The New Republic piece has created a firestorm. Historical Society librarians spent several hours Wednesday finding and faxing portions of the newsletters to CNN, which was planning to explore the controversy on its "Situation Room" show Thursday. Paul has issued a statement saying that although the newsletters went out under his name, he did not pay attention to the content and denounces it today.
Kirchick, a New Republic associate editor, first contacted Wisconsin Historical Society circulation librarian Laura Hemming in November. The Historical Society has Paul newsletters under four titles: Ron Paul Investment Letter; Ron Paul Political Report; Ron Paul Survival Report; and Ron Paul's Freedom Report.
At the time, the Historical Society's Paul newsletters were not microfilmed and were stored off site. Because of Kirchick's query, and Paul's presidential candidacy, the society has since put them on microfilm. Kirchick was then able to obtain them through an interlibrary loan.

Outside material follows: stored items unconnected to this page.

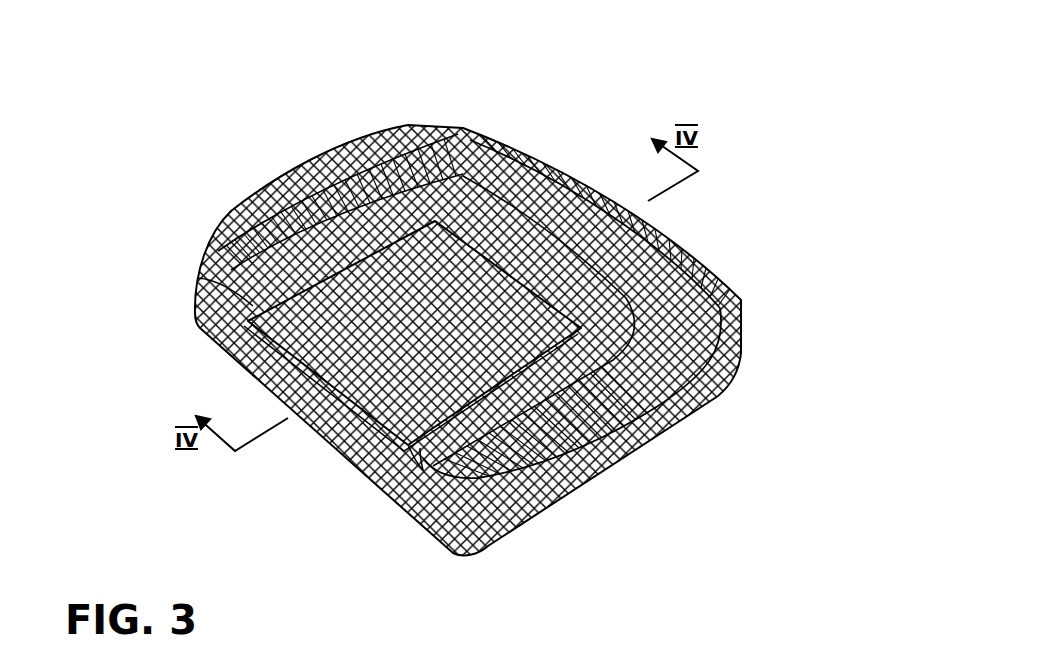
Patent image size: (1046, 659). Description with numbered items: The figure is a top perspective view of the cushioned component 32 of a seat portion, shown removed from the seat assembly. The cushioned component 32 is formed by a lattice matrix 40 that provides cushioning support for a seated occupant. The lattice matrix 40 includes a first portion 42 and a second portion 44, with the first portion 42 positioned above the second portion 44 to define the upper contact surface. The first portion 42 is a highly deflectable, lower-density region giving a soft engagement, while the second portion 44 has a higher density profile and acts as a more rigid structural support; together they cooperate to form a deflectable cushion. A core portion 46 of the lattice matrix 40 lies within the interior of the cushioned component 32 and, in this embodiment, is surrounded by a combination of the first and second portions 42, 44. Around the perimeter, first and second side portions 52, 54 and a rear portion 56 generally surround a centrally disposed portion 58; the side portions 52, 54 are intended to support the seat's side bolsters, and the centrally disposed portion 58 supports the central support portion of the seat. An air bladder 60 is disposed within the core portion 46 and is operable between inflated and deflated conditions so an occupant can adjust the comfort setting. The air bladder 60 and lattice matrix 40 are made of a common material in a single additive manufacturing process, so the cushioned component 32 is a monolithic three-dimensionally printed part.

The cushioned component 32 is at (290, 92).
The lattice matrix 40 is at (537, 118).
The first portion 42 is at (200, 248).
The second portion 44 is at (240, 303).
The core portion 46 is at (193, 285).
The first side portion 52 is at (278, 156).
The second side portion 54 is at (697, 390).
The rear portion 56 is at (687, 247).
The centrally disposed portion 58 is at (490, 133).
The air bladder 60 is at (410, 455).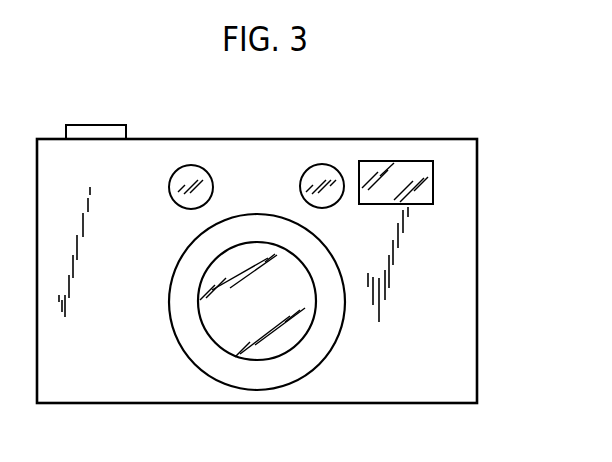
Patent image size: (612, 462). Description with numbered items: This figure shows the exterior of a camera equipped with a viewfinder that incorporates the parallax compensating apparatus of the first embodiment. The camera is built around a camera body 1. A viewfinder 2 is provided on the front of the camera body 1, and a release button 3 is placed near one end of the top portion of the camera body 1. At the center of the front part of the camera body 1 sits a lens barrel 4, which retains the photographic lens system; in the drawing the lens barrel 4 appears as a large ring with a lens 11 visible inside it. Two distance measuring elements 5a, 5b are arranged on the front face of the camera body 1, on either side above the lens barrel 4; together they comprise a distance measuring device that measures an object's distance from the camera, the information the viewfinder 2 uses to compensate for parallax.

The newsletters attacked Martin Luther King Jr.; praised the KKK's David Duke; championed quarantining people with AIDS; bashed Israel, "an aggressive, national socialist state"; and supported the right-wing, anti-government militia movement in the United States.
Why were these newsletters collected in Madison and almost nowhere else? Because the Wisconsin Historical Society in general and its longtime librarian Jim Danky in particular have worked diligently to catalog all manner of seemingly fringe publications, because as this week demonstrates, you never know what may one day be important.
"We acquired them because we try to cover politics comprehensively," Danky told me Thursday.
They have perhaps the best collection anywhere of leftist, underground publications. And the Historical Society's collection from the political far right was praised in an essay by Chip Berlet in the Sesquicentennial Issue of the Wisconsin Magazine of History.
Berlet, who is with Political Research Associates in Massachusetts, wrote: "There are other collections at libraries and archives around the country, but none offer the range and depth of the collection combined with the cheerful staff knowledge and painless retrievability. The society's periodical collection is a national treasure as far as our staff is concerned, and we mine it frequently. Where else can you find a librarian who asks if the particular type of hate-group newsletter you are looking for is Ku Klux Klan, racial nationalist, neo-Nazi, Third Position, homophobic or Christian Identity?"
Paul's statement this week, posted on his campaign Web site, concluded with this: "When I was out of Congress and practicing medicine fulltime, a newsletter was published under my name that I did not edit. Several writers contributed to the product. For over a decade, I have publicly taken moral responsibility for not paying closer attention to what went out under my name."